Valentine: Nightshade?


Valentine: I guess she decided to go out for halloween after all...



Himemiya: Whadda ya want?


Valentine: Oh my! ASH!

Elsewhere:

Nightshade: I don't see why we had to leave. I like it at Ash's place. She has cool toys and good food.


Discord: She's the one holding you back. You're better off to be rid of them!
Nightshade: ...and Valentine. She's a goody-goody, but she's not bad.


Discord: Look, is Ash going to help you rule the world? No. If anything, she'll try to stop you. She was probably behind Beressa being cancelled!


Nightshade: She is pretty screwed up. Have you met her cousins?
Discord: I'm aware of them. Do you deny they bode you no good will?
Nightshade: Of course not. It's just, y'know, convenient. All those weapons all over the place and stuff.


Discord: Cease thinking of it. I have a scientist on his way already, who is at least Ash's equal. But first, we must find a lair of operations.

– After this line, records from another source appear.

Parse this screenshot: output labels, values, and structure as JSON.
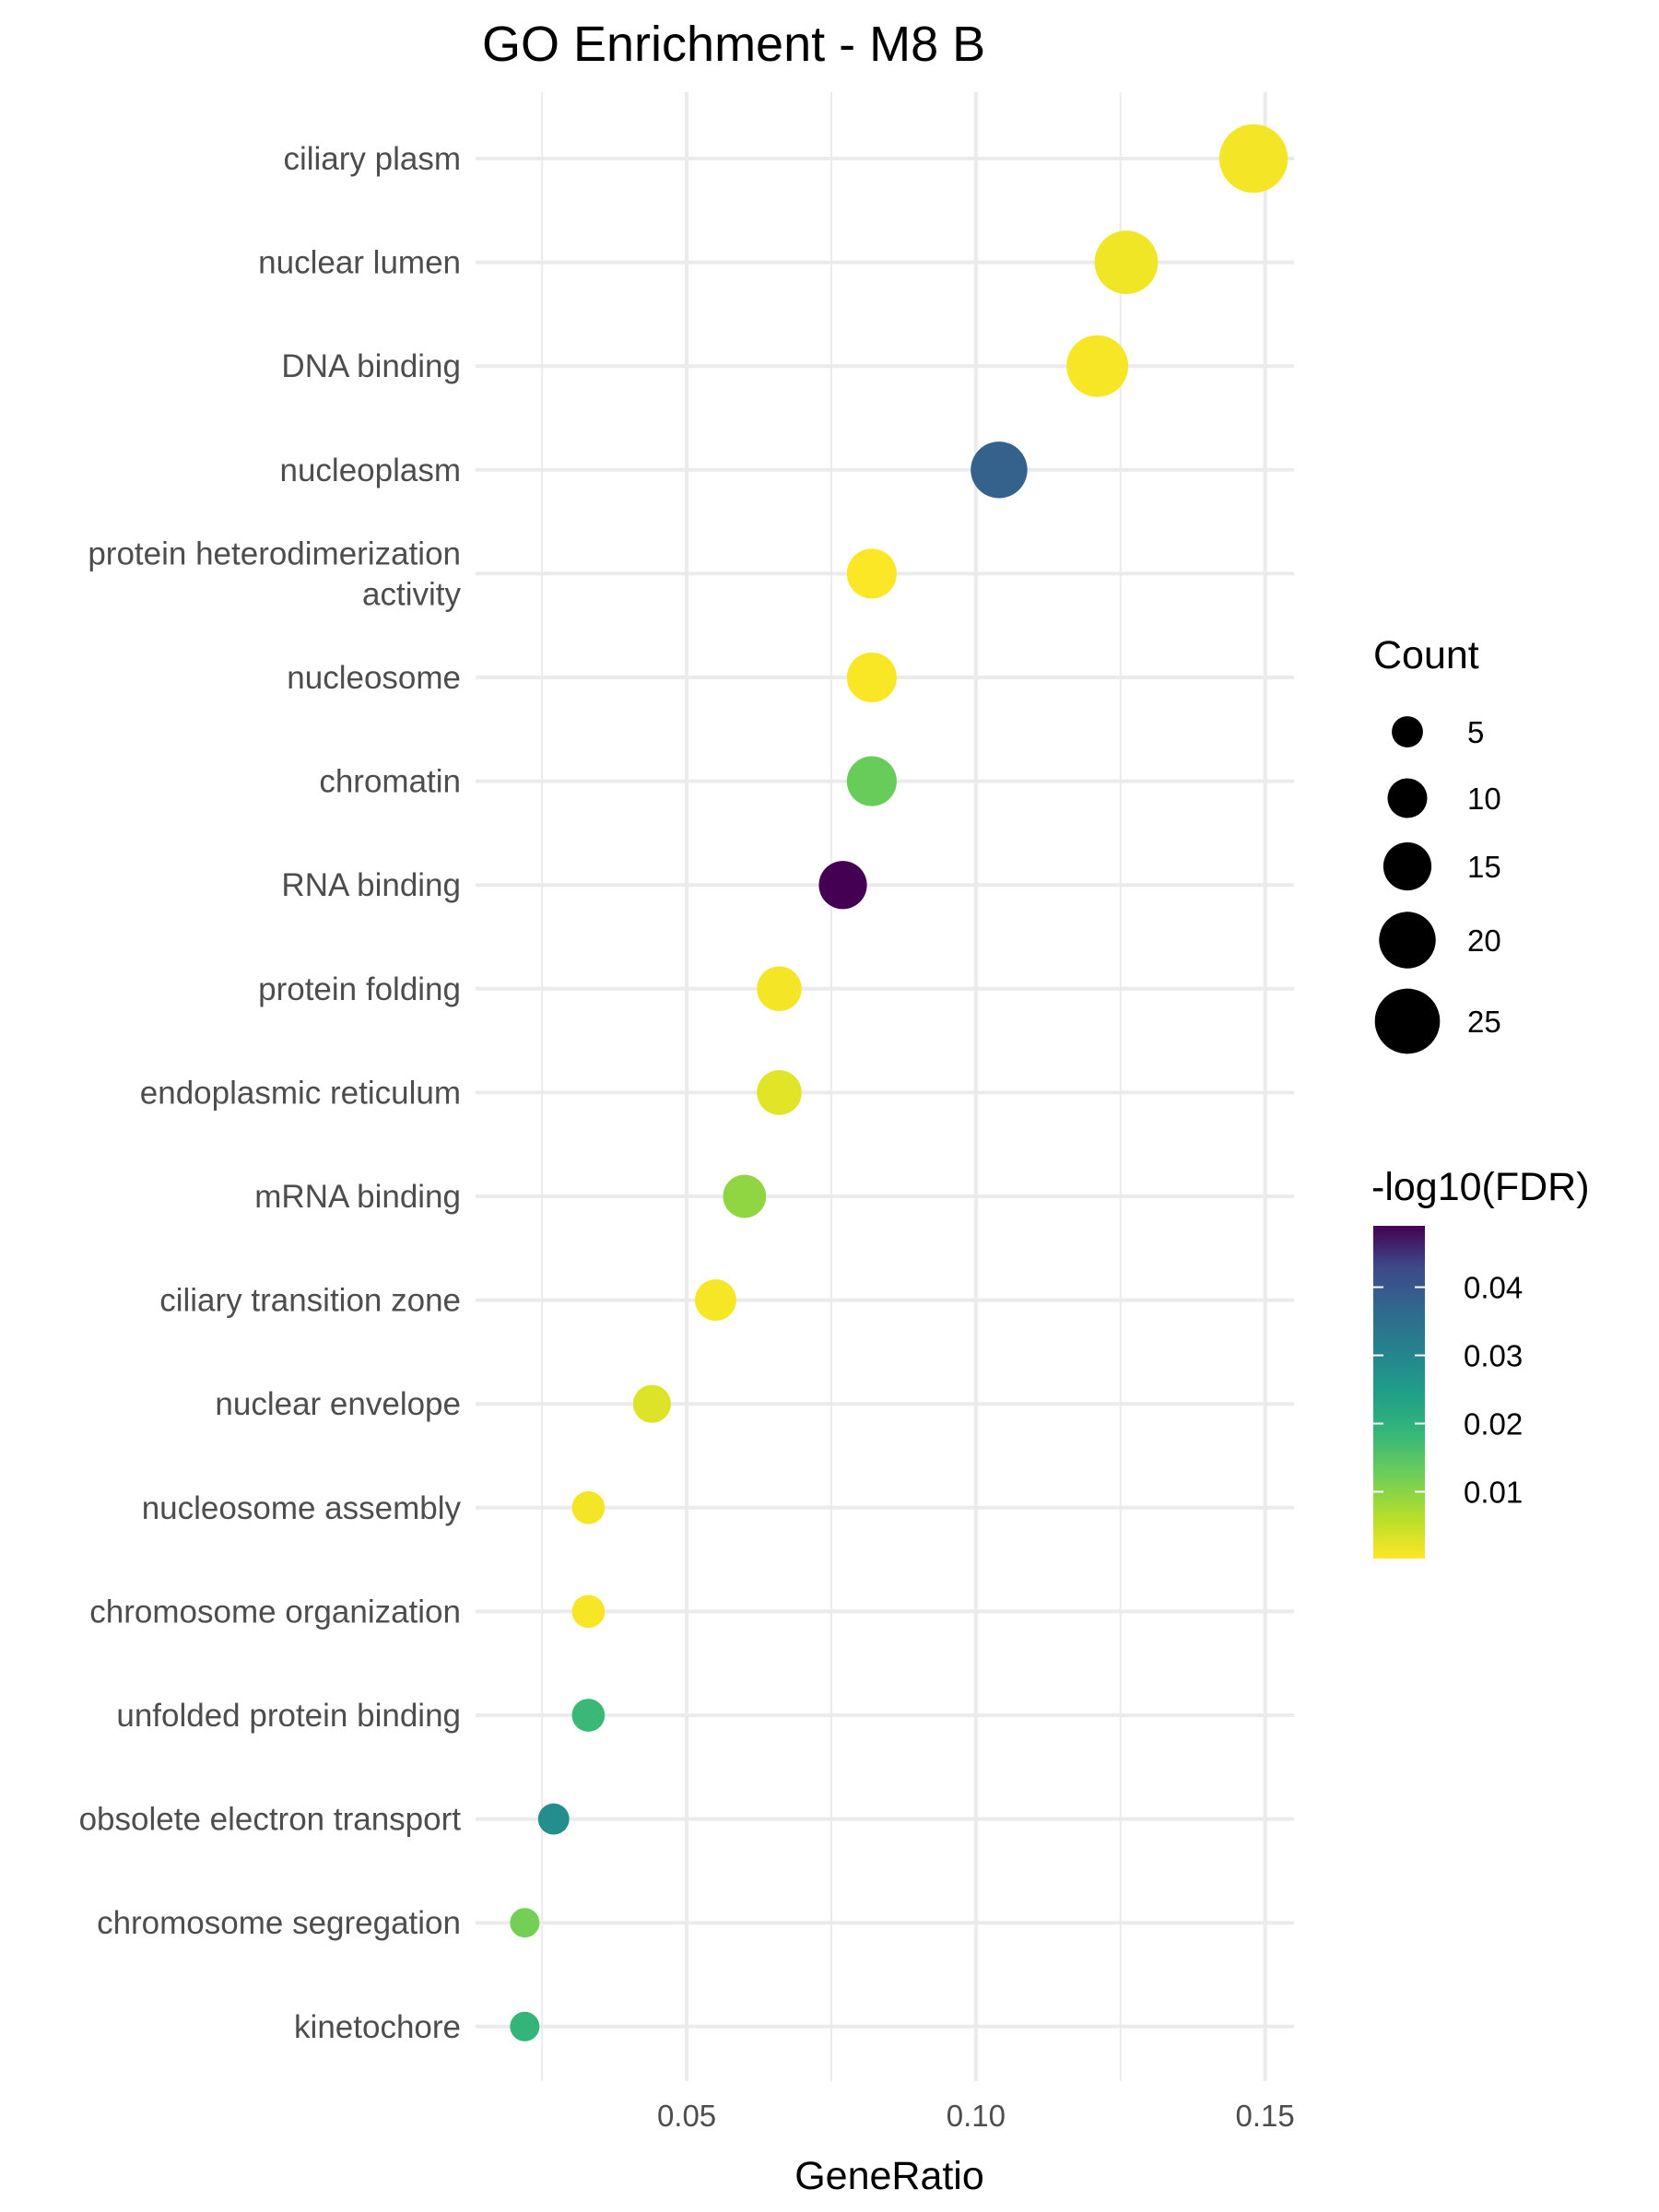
{
  "chart_data": {
    "type": "scatter",
    "title": "GO Enrichment - M8 B",
    "xlabel": "GeneRatio",
    "ylabel": "",
    "xlim": [
      0.0135,
      0.155
    ],
    "x_ticks": [
      {
        "value": 0.05,
        "label": "0.05"
      },
      {
        "value": 0.1,
        "label": "0.10"
      },
      {
        "value": 0.15,
        "label": "0.15"
      }
    ],
    "x_minor_ticks": [
      0.025,
      0.075,
      0.125
    ],
    "grid": true,
    "points": [
      {
        "term": "ciliary plasm",
        "gene_ratio": 0.148,
        "count": 27,
        "fdr_value": 0.001
      },
      {
        "term": "nuclear lumen",
        "gene_ratio": 0.126,
        "count": 24,
        "fdr_value": 0.0012
      },
      {
        "term": "DNA binding",
        "gene_ratio": 0.121,
        "count": 23,
        "fdr_value": 0.0008
      },
      {
        "term": "nucleoplasm",
        "gene_ratio": 0.104,
        "count": 20,
        "fdr_value": 0.038
      },
      {
        "term": "protein heterodimerization\nactivity",
        "gene_ratio": 0.082,
        "count": 16,
        "fdr_value": 0.0004
      },
      {
        "term": "nucleosome",
        "gene_ratio": 0.082,
        "count": 16,
        "fdr_value": 0.0005
      },
      {
        "term": "chromatin",
        "gene_ratio": 0.082,
        "count": 16,
        "fdr_value": 0.013
      },
      {
        "term": "RNA binding",
        "gene_ratio": 0.077,
        "count": 15,
        "fdr_value": 0.049
      },
      {
        "term": "protein folding",
        "gene_ratio": 0.066,
        "count": 13,
        "fdr_value": 0.001
      },
      {
        "term": "endoplasmic reticulum",
        "gene_ratio": 0.066,
        "count": 13,
        "fdr_value": 0.0025
      },
      {
        "term": "mRNA binding",
        "gene_ratio": 0.06,
        "count": 12,
        "fdr_value": 0.0095
      },
      {
        "term": "ciliary transition zone",
        "gene_ratio": 0.055,
        "count": 11,
        "fdr_value": 0.0007
      },
      {
        "term": "nuclear envelope",
        "gene_ratio": 0.044,
        "count": 9,
        "fdr_value": 0.003
      },
      {
        "term": "nucleosome assembly",
        "gene_ratio": 0.033,
        "count": 6,
        "fdr_value": 0.001
      },
      {
        "term": "chromosome organization",
        "gene_ratio": 0.033,
        "count": 6,
        "fdr_value": 0.0008
      },
      {
        "term": "unfolded protein binding",
        "gene_ratio": 0.033,
        "count": 6,
        "fdr_value": 0.018
      },
      {
        "term": "obsolete electron transport",
        "gene_ratio": 0.027,
        "count": 5,
        "fdr_value": 0.028
      },
      {
        "term": "chromosome segregation",
        "gene_ratio": 0.022,
        "count": 4,
        "fdr_value": 0.012
      },
      {
        "term": "kinetochore",
        "gene_ratio": 0.022,
        "count": 4,
        "fdr_value": 0.019
      }
    ],
    "size_legend": {
      "title": "Count",
      "entries": [
        {
          "label": "5",
          "value": 5
        },
        {
          "label": "10",
          "value": 10
        },
        {
          "label": "15",
          "value": 15
        },
        {
          "label": "20",
          "value": 20
        },
        {
          "label": "25",
          "value": 25
        }
      ]
    },
    "color_legend": {
      "title": "-log10(FDR)",
      "range": [
        0.0002,
        0.049
      ],
      "ticks": [
        {
          "value": 0.04,
          "label": "0.04"
        },
        {
          "value": 0.03,
          "label": "0.03"
        },
        {
          "value": 0.02,
          "label": "0.02"
        },
        {
          "value": 0.01,
          "label": "0.01"
        }
      ],
      "colormap": "viridis (reversed)",
      "low_color": "#fde725",
      "high_color": "#440154"
    },
    "legend_position": "right"
  }
}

Nightshade: Really? Better than Ash? All right, I'm in. Let's get started!

 

 


Nightshade: I'll give you that it's nice, it's just a little Alice-In-Wonderlandey for my tastes.
Discord: It looked bigger in the online photos.
Nightshade: They usually do.



Belladonna: EEEEEE!

 

 


Nightshade: It's big. Nice. But I sort of pictured my lair having more than one room.


Discord: It was built during the cold war. There are three sub-basements, each as big as this with ten feet of reinforced steel and concrete walls proof against any nuclear or invasive attack. The top floor can be used as a legitimate business front. You have one of those, right?


Nightshade: I have been making a lot of money drugging supermodels, stealing their clothes, and making videos of their naked escapades...

Elsewhere:
Mini-Valentine: Well, it's a lot better than dressing up as stuffed animals and hiding in the nice pink one's room.
Beressa: We'll take it!


Elsewhere:
Ash: So where did you get the lamp?


Valentine: It was at the charity thrift store I volunteer at. It was pretty.


Himemiya: You gonna make your wish or not?


Ash: One minute. If you're some wonderful genie, why did your lamp end up at a charity shop?


Himemiya: My last master died.


Ash: Died how, specifically?
Valentine: Don't be morbid, Ash.


Himemiya: Well, the first thing this guy asks for is the word's biggest dick. The world's biggest dick belongs to a Sperm whale. It's over 12 feet long. So I gave it to him, and then he screamed 'take it away!' and so I did. Blood loss, I think they said it was.


Valentine: Oh my!
Ash: I figured it would be something like that.


Himemiya: Right, so if you aren't going to wish for something I'm leaving. Humans smell. You know how to get me.


Valentine: So what should I do?


Ash: Don't wish for anything. I'm serious. People always want things that aren't good for them.


Valentine: I have nice friends, I help people, and you take care of me. I don't need anything else. I meant what do I do about the lamp?


Ash: ...well whatever you do, don't tell anyone. Nightshade especially must never find out.


Commentary:
This episode is really split into two. In one part, Nightshade and Discord go house-hunting. And if you've ever been house hunting, you'll appreciate this, particularly the mini house. Right now in my town there really is a house that is built on a miniature scale for smaller people. A bit like that Geico insurance commercial 'But The House was Too Small' that was out in 2005. This introduces my second dollhouse, Nightshade's Lair. It also directly addresses what's been hinting at in prior episodes: That Nightshade makes her money by running a porn empire.

Also, we meet Himemiya the Jinn. She is a Jinn, not a friendly Genie, and if you ask her for a wish she will do her best to make sure it makes you miserable. Or kills you. Fortunately Valentine is a rare person whom is perfectly content and doesn't want anything and Ash knows what happens when people get what they wish for. If you've been paying attention, Himemiya's lamp has been prominently displayed in Valentine's room for a while.

Himemiya's name is taken from the Anime/Manga Utena/Reviolutionary Girl Utena/La Fillette Revolutionaire (depending on your country). Valentine bears a strong resemblance physically to the main character, Utena. Anthy Himemiya is her best friend... sort of.